Dallas Wayne (born 1956) is a singer, songwriter, voice-over artist and on-air radio personality for SiriusXM Satellite Radio. A native of Springfield, Missouri, he grew up in Branson, Missouri and Cape Girardeau, Missouri. Dallas began performing professionally while in high school.

He moved to Nashville, in 1975 where he further developed his vocal style singing demos for many of the top publishing houses in the music industry.  His roommate in Nashville was Dennis Morgan (songwriter).

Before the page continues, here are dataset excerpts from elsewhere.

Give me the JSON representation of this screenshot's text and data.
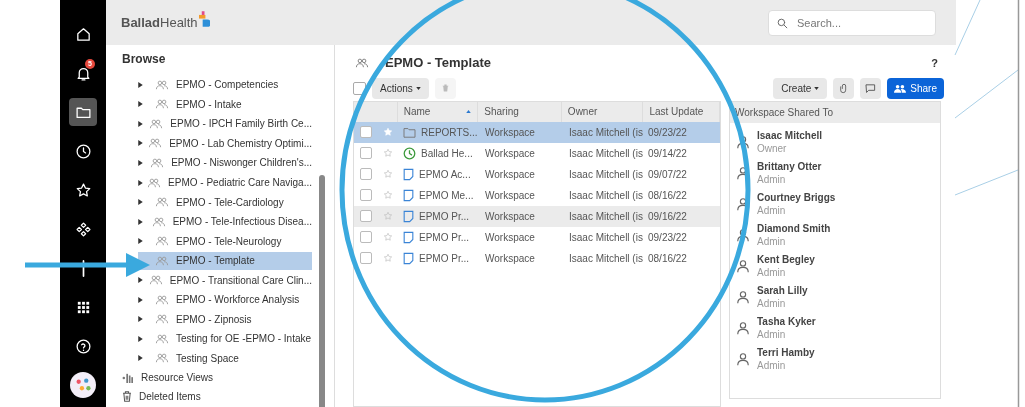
{
  "rail": [
    {
      "kind": "home",
      "selected": false
    },
    {
      "kind": "bell",
      "selected": false,
      "badge": "5"
    },
    {
      "kind": "folder",
      "selected": true
    },
    {
      "kind": "clock",
      "selected": false
    },
    {
      "kind": "star",
      "selected": false
    },
    {
      "kind": "diamonds",
      "selected": false
    },
    {
      "kind": "plus",
      "selected": false
    },
    {
      "kind": "apps",
      "selected": false
    },
    {
      "kind": "help",
      "selected": false
    },
    {
      "kind": "avatar",
      "selected": false
    }
  ],
  "header": {
    "logo": {
      "bold": "Ballad",
      "light": "Health"
    },
    "search": {
      "placeholder": "Search..."
    }
  },
  "sidebar": {
    "title": "Browse",
    "items": [
      {
        "label": "EPMO - Competencies",
        "selected": false,
        "has_children": true
      },
      {
        "label": "EPMO - Intake",
        "selected": false,
        "has_children": true
      },
      {
        "label": "EPMO - IPCH Family Birth Ce...",
        "selected": false,
        "has_children": true
      },
      {
        "label": "EPMO - Lab Chemistry Optimi...",
        "selected": false,
        "has_children": true
      },
      {
        "label": "EPMO - Niswonger Children's...",
        "selected": false,
        "has_children": true
      },
      {
        "label": "EPMO - Pediatric Care Naviga...",
        "selected": false,
        "has_children": true
      },
      {
        "label": "EPMO - Tele-Cardiology",
        "selected": false,
        "has_children": true
      },
      {
        "label": "EPMO - Tele-Infectious Disea...",
        "selected": false,
        "has_children": true
      },
      {
        "label": "EPMO - Tele-Neurology",
        "selected": false,
        "has_children": true
      },
      {
        "label": "EPMO - Template",
        "selected": true,
        "has_children": false
      },
      {
        "label": "EPMO - Transitional Care Clin...",
        "selected": false,
        "has_children": true
      },
      {
        "label": "EPMO - Workforce Analysis",
        "selected": false,
        "has_children": true
      },
      {
        "label": "EPMO - Zipnosis",
        "selected": false,
        "has_children": true
      },
      {
        "label": "Testing for OE -EPMO - Intake",
        "selected": false,
        "has_children": true
      },
      {
        "label": "Testing Space",
        "selected": false,
        "has_children": true
      }
    ],
    "footer": [
      {
        "kind": "views",
        "label": "Resource Views"
      },
      {
        "kind": "trash",
        "label": "Deleted Items"
      }
    ]
  },
  "workspace": {
    "select_all_checked": false,
    "title": "EPMO - Template",
    "help": "?",
    "actions": "Actions",
    "create": "Create",
    "share": "Share"
  },
  "table": {
    "columns": [
      "Name",
      "Sharing",
      "Owner",
      "Last Update"
    ],
    "rows": [
      {
        "kind": "folder",
        "name": "REPORTS...",
        "sharing": "Workspace",
        "owner": "Isaac Mitchell (is",
        "updated": "09/23/22",
        "checked": false,
        "selected": true,
        "hovered": false
      },
      {
        "kind": "dashboard",
        "name": "Ballad He...",
        "sharing": "Workspace",
        "owner": "Isaac Mitchell (is",
        "updated": "09/14/22",
        "checked": false,
        "selected": false,
        "hovered": false
      },
      {
        "kind": "sheet",
        "name": "EPMO Ac...",
        "sharing": "Workspace",
        "owner": "Isaac Mitchell (is",
        "updated": "09/07/22",
        "checked": false,
        "selected": false,
        "hovered": false
      },
      {
        "kind": "sheet",
        "name": "EPMO Me...",
        "sharing": "Workspace",
        "owner": "Isaac Mitchell (is",
        "updated": "08/16/22",
        "checked": false,
        "selected": false,
        "hovered": false
      },
      {
        "kind": "sheet",
        "name": "EPMO Pr...",
        "sharing": "Workspace",
        "owner": "Isaac Mitchell (is",
        "updated": "09/16/22",
        "checked": false,
        "selected": false,
        "hovered": true
      },
      {
        "kind": "sheet",
        "name": "EPMO Pr...",
        "sharing": "Workspace",
        "owner": "Isaac Mitchell (is",
        "updated": "09/23/22",
        "checked": false,
        "selected": false,
        "hovered": false
      },
      {
        "kind": "sheet",
        "name": "EPMO Pr...",
        "sharing": "Workspace",
        "owner": "Isaac Mitchell (is",
        "updated": "08/16/22",
        "checked": false,
        "selected": false,
        "hovered": false
      }
    ]
  },
  "shared": {
    "title": "Workspace Shared To",
    "people": [
      {
        "name": "Isaac Mitchell",
        "role": "Owner"
      },
      {
        "name": "Brittany Otter",
        "role": "Admin"
      },
      {
        "name": "Courtney Briggs",
        "role": "Admin"
      },
      {
        "name": "Diamond Smith",
        "role": "Admin"
      },
      {
        "name": "Kent Begley",
        "role": "Admin"
      },
      {
        "name": "Sarah Lilly",
        "role": "Admin"
      },
      {
        "name": "Tasha Kyker",
        "role": "Admin"
      },
      {
        "name": "Terri Hamby",
        "role": "Admin"
      }
    ]
  }
}
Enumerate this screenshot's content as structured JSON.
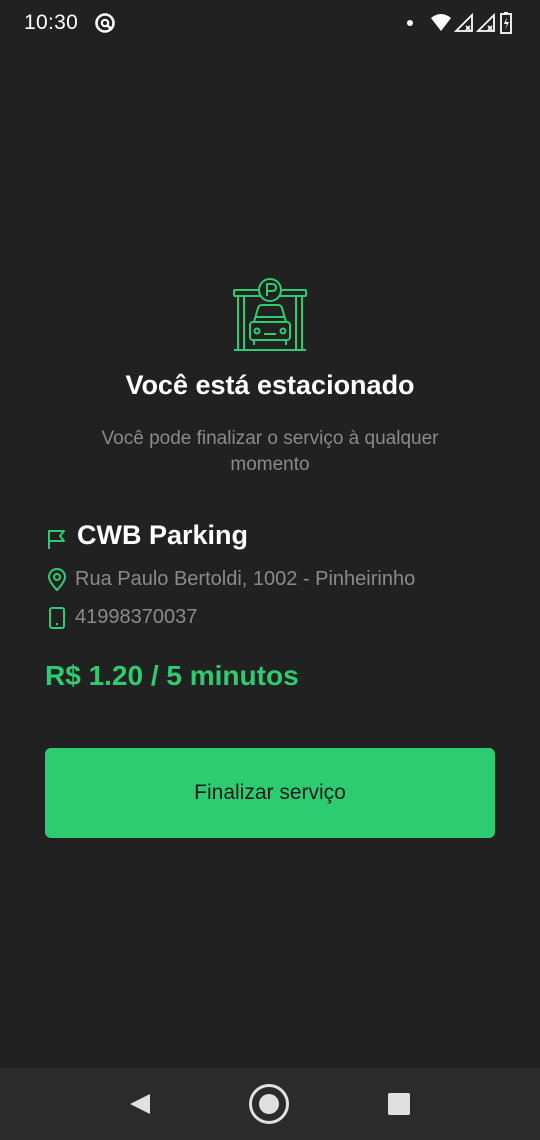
{
  "status_bar": {
    "time": "10:30",
    "icons": [
      "app-notification-icon",
      "dot-icon",
      "wifi-icon",
      "signal-icon",
      "signal-icon",
      "battery-icon"
    ]
  },
  "main": {
    "hero_icon": "parking-garage-icon",
    "title": "Você está estacionado",
    "subtitle": "Você pode finalizar o serviço à qualquer momento",
    "parking": {
      "name": "CWB Parking",
      "address": "Rua Paulo Bertoldi, 1002 - Pinheirinho",
      "phone": "41998370037",
      "price": "R$ 1.20 / 5 minutos"
    },
    "finish_button_label": "Finalizar serviço"
  },
  "colors": {
    "background": "#212121",
    "accent": "#2ecc71",
    "muted_text": "#8a8a8a",
    "nav_bar": "#2b2b2b"
  },
  "nav_bar": {
    "icons": [
      "back-icon",
      "home-icon",
      "recents-icon"
    ]
  }
}
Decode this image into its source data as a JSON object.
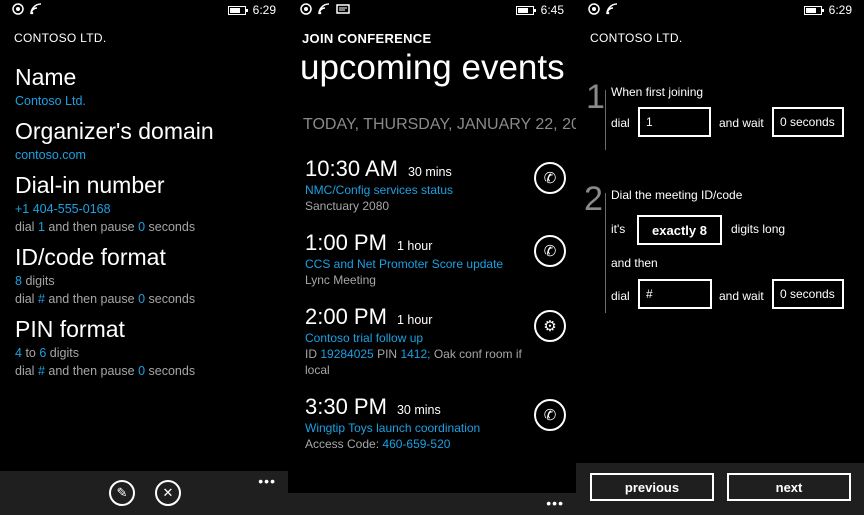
{
  "screen1": {
    "time": "6:29",
    "app_title": "CONTOSO LTD.",
    "name_label": "Name",
    "name_value": "Contoso Ltd.",
    "domain_label": "Organizer's domain",
    "domain_value": "contoso.com",
    "dialin_label": "Dial-in number",
    "dialin_number": "+1 404-555-0168",
    "dialin_pre": "dial",
    "dialin_digit": "1",
    "dialin_mid": "and then pause",
    "dialin_pause": "0",
    "dialin_post": "seconds",
    "idcode_label": "ID/code format",
    "idcode_digits": "8",
    "idcode_digits_word": "digits",
    "idcode_pre": "dial",
    "idcode_key": "#",
    "idcode_mid": "and then pause",
    "idcode_pause": "0",
    "idcode_post": "seconds",
    "pin_label": "PIN format",
    "pin_min": "4",
    "pin_to": "to",
    "pin_max": "6",
    "pin_digits_word": "digits",
    "pin_pre": "dial",
    "pin_key": "#",
    "pin_mid": "and then pause",
    "pin_pause": "0",
    "pin_post": "seconds",
    "edit_icon": "✎",
    "close_icon": "✕",
    "more": "•••"
  },
  "screen2": {
    "time": "6:45",
    "app_title": "JOIN CONFERENCE",
    "page_title": "upcoming events",
    "date_header": "TODAY, THURSDAY, JANUARY 22, 20",
    "events": [
      {
        "time": "10:30 AM",
        "duration": "30 mins",
        "title": "NMC/Config services status",
        "location": "Sanctuary 2080"
      },
      {
        "time": "1:00 PM",
        "duration": "1 hour",
        "title": "CCS and Net Promoter Score update",
        "location": "Lync Meeting"
      },
      {
        "time": "2:00 PM",
        "duration": "1 hour",
        "title": "Contoso trial follow up",
        "loc_id_label": "ID",
        "loc_id": "19284025",
        "loc_pin_label": "PIN",
        "loc_pin": "1412;",
        "loc_rest": "Oak conf room if local"
      },
      {
        "time": "3:30 PM",
        "duration": "30 mins",
        "title": "Wingtip Toys launch coordination",
        "loc_code_label": "Access Code:",
        "loc_code": "460-659-520"
      }
    ],
    "phone_icon": "✆",
    "settings_icon": "⚙",
    "more": "•••"
  },
  "screen3": {
    "time": "6:29",
    "app_title": "CONTOSO LTD.",
    "step1_num": "1",
    "step1_title": "When first joining",
    "step1_dial_label": "dial",
    "step1_dial_value": "1",
    "step1_wait_label": "and wait",
    "step1_wait_value": "0 seconds",
    "step2_num": "2",
    "step2_title": "Dial the meeting ID/code",
    "step2_its": "it's",
    "step2_length": "exactly 8",
    "step2_digits_long": "digits long",
    "step2_and_then": "and then",
    "step2_dial_label": "dial",
    "step2_dial_value": "#",
    "step2_wait_label": "and wait",
    "step2_wait_value": "0 seconds",
    "previous_label": "previous",
    "next_label": "next"
  }
}
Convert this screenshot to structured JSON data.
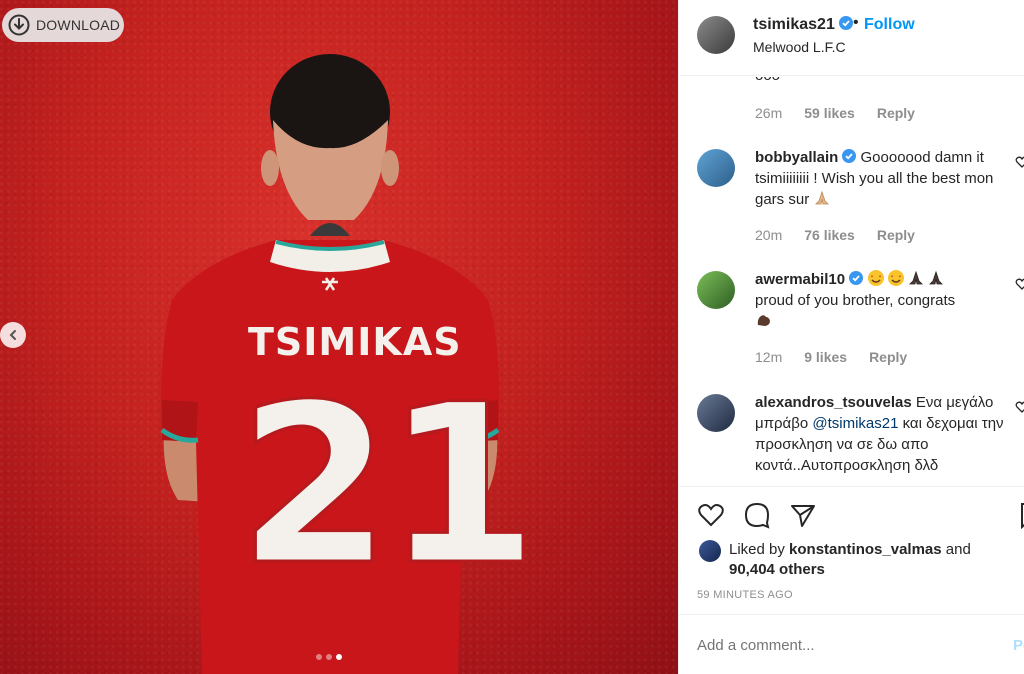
{
  "photo": {
    "download_label": "DOWNLOAD",
    "shirt_name": "TSIMIKAS",
    "shirt_number": "21",
    "carousel_dots": 3,
    "carousel_active": 3
  },
  "header": {
    "username": "tsimikas21",
    "separator": "•",
    "follow_label": "Follow",
    "location": "Melwood L.F.C"
  },
  "comments": {
    "partial_text": "ooo",
    "partial_meta": {
      "time": "26m",
      "likes": "59 likes",
      "reply": "Reply"
    },
    "items": [
      {
        "username": "bobbyallain",
        "text": "Gooooood damn it tsimiiiiiiii ! Wish you all the best mon gars sur",
        "time": "20m",
        "likes": "76 likes",
        "reply": "Reply"
      },
      {
        "username": "awermabil10",
        "text": "proud of you brother, congrats",
        "time": "12m",
        "likes": "9 likes",
        "reply": "Reply"
      },
      {
        "username": "alexandros_tsouvelas",
        "text_before": "Ενα μεγάλο μπράβο",
        "mention": "@tsimikas21",
        "text_after": "και δεχομαι την προσκληση να σε δω απο κοντά..Αυτοπροσκληση δλδ"
      }
    ]
  },
  "actions": {
    "liked_by_prefix": "Liked by",
    "liked_by_user": "konstantinos_valmas",
    "liked_by_and": "and",
    "liked_others": "90,404 others",
    "timestamp": "59 MINUTES AGO"
  },
  "add_comment": {
    "placeholder": "Add a comment...",
    "post_label": "Po"
  },
  "colors": {
    "accent": "#0095f6",
    "verified": "#3897f0",
    "photo_red": "#c4221f",
    "muted": "#8e8e8e"
  }
}
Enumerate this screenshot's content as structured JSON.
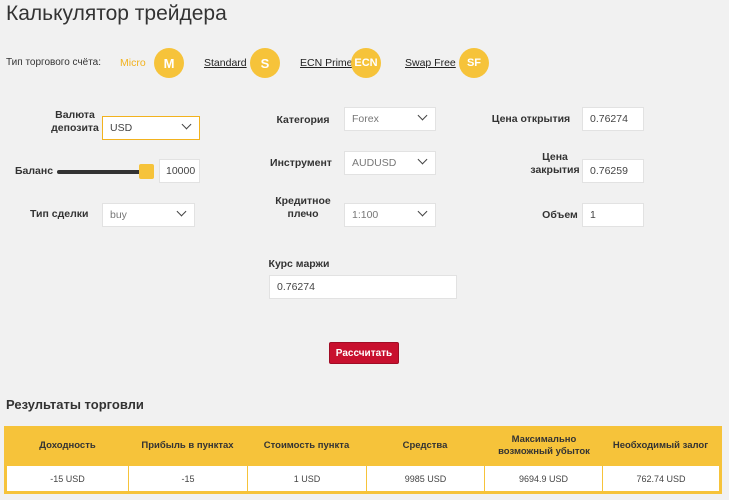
{
  "page": {
    "title": "Калькулятор трейдера"
  },
  "account_types": {
    "label": "Тип торгового счёта:",
    "items": [
      {
        "name": "Micro",
        "badge": "M",
        "active": true
      },
      {
        "name": "Standard",
        "badge": "S",
        "active": false
      },
      {
        "name": "ECN Prime",
        "badge": "ECN",
        "active": false
      },
      {
        "name": "Swap Free",
        "badge": "SF",
        "active": false
      }
    ]
  },
  "form": {
    "deposit_currency": {
      "label_line1": "Валюта",
      "label_line2": "депозита",
      "value": "USD"
    },
    "balance": {
      "label": "Баланс",
      "value": "10000",
      "level": 1.0
    },
    "trade_type": {
      "label": "Тип сделки",
      "value": "buy"
    },
    "category": {
      "label": "Категория",
      "value": "Forex"
    },
    "instrument": {
      "label": "Инструмент",
      "value": "AUDUSD"
    },
    "leverage": {
      "label_line1": "Кредитное",
      "label_line2": "плечо",
      "value": "1:100"
    },
    "open_price": {
      "label": "Цена открытия",
      "value": "0.76274"
    },
    "close_price": {
      "label_line1": "Цена",
      "label_line2": "закрытия",
      "value": "0.76259"
    },
    "volume": {
      "label": "Объем",
      "value": "1"
    },
    "margin_rate": {
      "label": "Курс маржи",
      "value": "0.76274"
    },
    "calculate_label": "Рассчитать"
  },
  "results": {
    "title": "Результаты торговли",
    "columns": [
      "Доходность",
      "Прибыль в пунктах",
      "Стоимость пункта",
      "Средства",
      "Максимально возможный убыток",
      "Необходимый залог"
    ],
    "row": [
      "-15 USD",
      "-15",
      "1 USD",
      "9985 USD",
      "9694.9 USD",
      "762.74 USD"
    ]
  },
  "colors": {
    "accent": "#f6c33a",
    "button": "#c8102e",
    "background": "#f1f1f1"
  }
}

While touring Europe in the early 90s, Dallas forged a deal with Texicalli Records in Finland and was signed to record an album. He went on to record six albums. Later, he moved to Scandinavia, where he became a staff writer for Warner/Chappell Music.

After four years living and touring in Europe, Dallas returned to the U.S. and signed a record deal with HighTone Records. In addition to recording two albums of his own on the HighTone label, Dallas was a part of the honky-tonk supergroup the TwangBangers.

Dallas moved to Austin in 2003; two years later, he released the CD I'm Your Biggest Fan on the Koch Records Nashville label. In 2009, Dallas released the album I'll Take the Fifth on Smith Entertainment records. Dallas also performed with the legendary country band Heybale from 2011 to 2020 every Sunday night at The Continental Club in Austin.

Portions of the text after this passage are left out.